Eco-Evolution Mathématique, IBENS, CNRS UMR-8197, Ecole Normale Supérieure, Paris, France.
Sci Adv. 2023 Sep 29;9(39):eadf7202. doi: 10.1126/sciadv.adf7202. Epub 2023 Sep 27.
Identifying climate drivers is essential to understand and predict epidemics of mosquito-borne infections whose population dynamics typically exhibit seasonality and multiannual cycles. Which climate covariates to consider varies across studies, from local factors such as temperature to remote drivers such as the El Niño-Southern Oscillation. With partial wavelet coherence, we present a systematic investigation of nonstationary associations between mosquito-borne disease incidence and a given climate factor while controlling for another.

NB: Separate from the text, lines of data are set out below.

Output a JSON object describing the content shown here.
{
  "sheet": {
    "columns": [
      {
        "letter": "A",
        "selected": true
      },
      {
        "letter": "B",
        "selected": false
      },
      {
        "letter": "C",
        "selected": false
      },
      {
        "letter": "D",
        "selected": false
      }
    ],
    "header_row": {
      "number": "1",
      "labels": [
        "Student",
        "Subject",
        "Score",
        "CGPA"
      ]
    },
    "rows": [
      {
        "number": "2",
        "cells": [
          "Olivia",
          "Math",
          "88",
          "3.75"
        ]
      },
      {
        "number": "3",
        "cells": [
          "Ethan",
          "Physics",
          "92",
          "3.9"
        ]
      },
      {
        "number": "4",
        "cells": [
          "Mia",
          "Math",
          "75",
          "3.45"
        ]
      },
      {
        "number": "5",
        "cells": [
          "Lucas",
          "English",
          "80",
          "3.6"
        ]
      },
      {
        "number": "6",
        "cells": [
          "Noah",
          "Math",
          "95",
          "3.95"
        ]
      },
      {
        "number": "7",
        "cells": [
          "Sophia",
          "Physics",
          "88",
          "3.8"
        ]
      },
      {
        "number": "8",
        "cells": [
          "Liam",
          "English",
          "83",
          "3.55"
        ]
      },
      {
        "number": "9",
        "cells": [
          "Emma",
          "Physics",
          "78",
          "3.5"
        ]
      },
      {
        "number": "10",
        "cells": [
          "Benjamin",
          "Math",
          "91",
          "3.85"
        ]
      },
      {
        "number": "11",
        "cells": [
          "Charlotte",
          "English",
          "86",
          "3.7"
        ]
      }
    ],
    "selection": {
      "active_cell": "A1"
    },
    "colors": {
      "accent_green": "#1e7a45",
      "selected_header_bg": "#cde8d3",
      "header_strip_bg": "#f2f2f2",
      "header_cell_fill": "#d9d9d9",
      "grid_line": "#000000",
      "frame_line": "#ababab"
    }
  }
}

Analysis of almost 200 time series of dengue and malaria around the globe at different geographical scales shows a systematic effect of global climate drivers on interannual variability and of local ones on seasonality. This clear separation of time scales of action enhances detection of climate drivers and indicates those best suited for building early-warning systems.
确定气候驱动因素对于理解和预测蚊媒传染病的流行至关重要,因为这些传染病的种群动态通常具有季节性和多年周期。考虑哪些气候协变量因研究而异,从温度等局部因素到厄尔尼诺-南方涛动等远程驱动因素。使用部分小波相干性,我们在控制另一个因素的同时,对蚊媒疾病发病率与给定气候因素之间的非平稳关联进行了系统研究。对全球不同地理尺度的近 200 个登革热和疟疾时间序列的分析表明,全球气候驱动因素对年际变异性有系统影响,而地方因素对季节性有系统影响。这种作用时间尺度的清晰分离增强了对气候驱动因素的检测,并表明了最适合建立预警系统的因素。